Em setembro de 2005, vários adesivos que discriminavam homossexuais, negros e judeus começaram a ser espalhados pela cidade. No mesmo mês um jovem homossexual disse ter sido agredido pelo bando. O Centro de Operações Policiais Especiais (Cope) deu início às investigações e, em 26 de outubro, o grupo foi desarticulado. Com eles a polícia apreendeu farto material de apologia ao nazismo, entre bandeiras, livros e fotografias.

Dois processos foram abertos. Um sobre racismo e outro relativo à tentativa de homicídio. Apenas cinco membros do grupo tiveram a prisão temporária, que depois passou a ser preventiva, decretada. São eles: Eduardo Toniolo Del Segue, Edwiges Francis Barroso (mulher de Eduardo), Raul Astutte Filho, Anderson Marondes de Souza e André Lipinharski.

Segundo o advogado de André, Samir Mattar Assad, Raul foi liberado durante a fase de inquérito policial.
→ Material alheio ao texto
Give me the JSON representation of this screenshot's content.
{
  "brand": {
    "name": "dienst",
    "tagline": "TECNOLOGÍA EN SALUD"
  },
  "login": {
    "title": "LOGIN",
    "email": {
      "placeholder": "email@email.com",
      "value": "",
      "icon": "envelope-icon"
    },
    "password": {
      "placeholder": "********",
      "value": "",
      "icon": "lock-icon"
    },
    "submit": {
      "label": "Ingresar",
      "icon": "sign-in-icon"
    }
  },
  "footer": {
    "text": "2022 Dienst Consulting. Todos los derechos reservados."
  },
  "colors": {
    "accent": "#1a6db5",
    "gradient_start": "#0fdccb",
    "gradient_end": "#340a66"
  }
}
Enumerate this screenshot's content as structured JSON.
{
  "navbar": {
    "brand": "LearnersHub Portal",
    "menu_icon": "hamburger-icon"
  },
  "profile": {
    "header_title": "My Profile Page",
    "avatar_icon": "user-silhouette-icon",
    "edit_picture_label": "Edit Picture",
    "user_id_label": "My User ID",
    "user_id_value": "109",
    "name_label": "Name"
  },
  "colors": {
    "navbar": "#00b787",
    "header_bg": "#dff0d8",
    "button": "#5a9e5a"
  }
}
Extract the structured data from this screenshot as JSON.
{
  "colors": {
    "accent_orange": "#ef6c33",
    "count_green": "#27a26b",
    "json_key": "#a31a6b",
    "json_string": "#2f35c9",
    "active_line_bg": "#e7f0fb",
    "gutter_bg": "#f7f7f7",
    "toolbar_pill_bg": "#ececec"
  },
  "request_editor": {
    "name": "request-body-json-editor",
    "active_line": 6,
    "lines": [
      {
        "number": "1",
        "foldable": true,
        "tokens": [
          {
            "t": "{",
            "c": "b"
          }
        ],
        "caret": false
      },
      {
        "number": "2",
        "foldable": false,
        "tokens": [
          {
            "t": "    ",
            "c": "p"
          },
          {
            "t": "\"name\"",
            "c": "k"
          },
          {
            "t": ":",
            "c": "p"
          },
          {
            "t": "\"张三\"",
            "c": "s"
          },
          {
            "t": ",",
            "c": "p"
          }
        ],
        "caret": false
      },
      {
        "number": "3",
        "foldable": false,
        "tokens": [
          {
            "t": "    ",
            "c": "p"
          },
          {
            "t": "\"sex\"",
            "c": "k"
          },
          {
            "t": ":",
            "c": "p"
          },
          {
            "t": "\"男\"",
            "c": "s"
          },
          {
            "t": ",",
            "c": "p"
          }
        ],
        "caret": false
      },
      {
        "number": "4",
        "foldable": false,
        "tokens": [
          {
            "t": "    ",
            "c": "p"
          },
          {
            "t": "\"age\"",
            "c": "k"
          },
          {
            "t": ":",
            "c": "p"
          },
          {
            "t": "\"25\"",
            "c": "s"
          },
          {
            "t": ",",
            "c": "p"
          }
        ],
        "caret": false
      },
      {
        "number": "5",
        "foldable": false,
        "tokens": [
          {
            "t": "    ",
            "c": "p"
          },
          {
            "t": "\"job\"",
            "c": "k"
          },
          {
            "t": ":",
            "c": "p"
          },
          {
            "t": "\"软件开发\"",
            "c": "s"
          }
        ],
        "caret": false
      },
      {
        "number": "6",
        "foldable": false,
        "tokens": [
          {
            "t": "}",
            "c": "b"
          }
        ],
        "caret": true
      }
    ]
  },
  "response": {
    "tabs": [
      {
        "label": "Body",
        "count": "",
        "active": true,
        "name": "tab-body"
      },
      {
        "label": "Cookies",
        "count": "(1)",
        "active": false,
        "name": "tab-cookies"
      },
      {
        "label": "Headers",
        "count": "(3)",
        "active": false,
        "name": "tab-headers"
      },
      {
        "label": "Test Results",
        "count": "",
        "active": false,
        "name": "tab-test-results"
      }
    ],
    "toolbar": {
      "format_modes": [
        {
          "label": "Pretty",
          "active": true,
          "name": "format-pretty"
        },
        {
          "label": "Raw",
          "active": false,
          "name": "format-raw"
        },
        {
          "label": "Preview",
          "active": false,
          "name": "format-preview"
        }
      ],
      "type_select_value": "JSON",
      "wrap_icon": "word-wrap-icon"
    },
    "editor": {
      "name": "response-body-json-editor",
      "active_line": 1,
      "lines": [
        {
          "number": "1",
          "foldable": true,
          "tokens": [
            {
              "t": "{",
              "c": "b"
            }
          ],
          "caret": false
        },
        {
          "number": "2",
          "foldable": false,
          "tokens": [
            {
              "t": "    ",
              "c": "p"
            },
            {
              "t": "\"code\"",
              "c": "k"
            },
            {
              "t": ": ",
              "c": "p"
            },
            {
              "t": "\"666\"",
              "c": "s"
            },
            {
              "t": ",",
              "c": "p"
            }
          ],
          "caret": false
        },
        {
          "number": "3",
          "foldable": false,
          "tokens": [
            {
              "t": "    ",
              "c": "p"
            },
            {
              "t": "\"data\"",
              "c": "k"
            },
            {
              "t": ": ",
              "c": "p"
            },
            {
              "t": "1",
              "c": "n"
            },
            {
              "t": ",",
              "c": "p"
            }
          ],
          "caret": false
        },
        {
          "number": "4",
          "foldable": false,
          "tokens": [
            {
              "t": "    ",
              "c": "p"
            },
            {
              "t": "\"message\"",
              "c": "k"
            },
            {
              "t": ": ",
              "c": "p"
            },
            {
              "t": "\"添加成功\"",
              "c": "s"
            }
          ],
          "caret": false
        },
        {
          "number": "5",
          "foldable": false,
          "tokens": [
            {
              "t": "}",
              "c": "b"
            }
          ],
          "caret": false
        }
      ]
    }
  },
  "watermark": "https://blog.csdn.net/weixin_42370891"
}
Edwiges e André ganharam a liberdade a partir de um habeas corpus julgado pelo Tribunal de Justiça.

"André pôde responder em liberdade porque é réu primário, não tem antecedentes criminais, possui residência fixa, emprego constituído, e é universitário", explicou Assad.

Por fim, Eduardo e Anderson foram liberados este mês por excesso de prazo pela juíza da 9.ª Vara Criminal. "A audiência para serem ouvidas as testemunhas de acusação foi transferida para o dia 5 de maio. A Juiza entendeu que eles não poderiam ficar presos até lá. As audiência acontecerão no auditório da Auditoria Militar, uma vez que não há espaço físico para comportar todos os réus e seus advogados no Fórum Criminal", explicou Assad.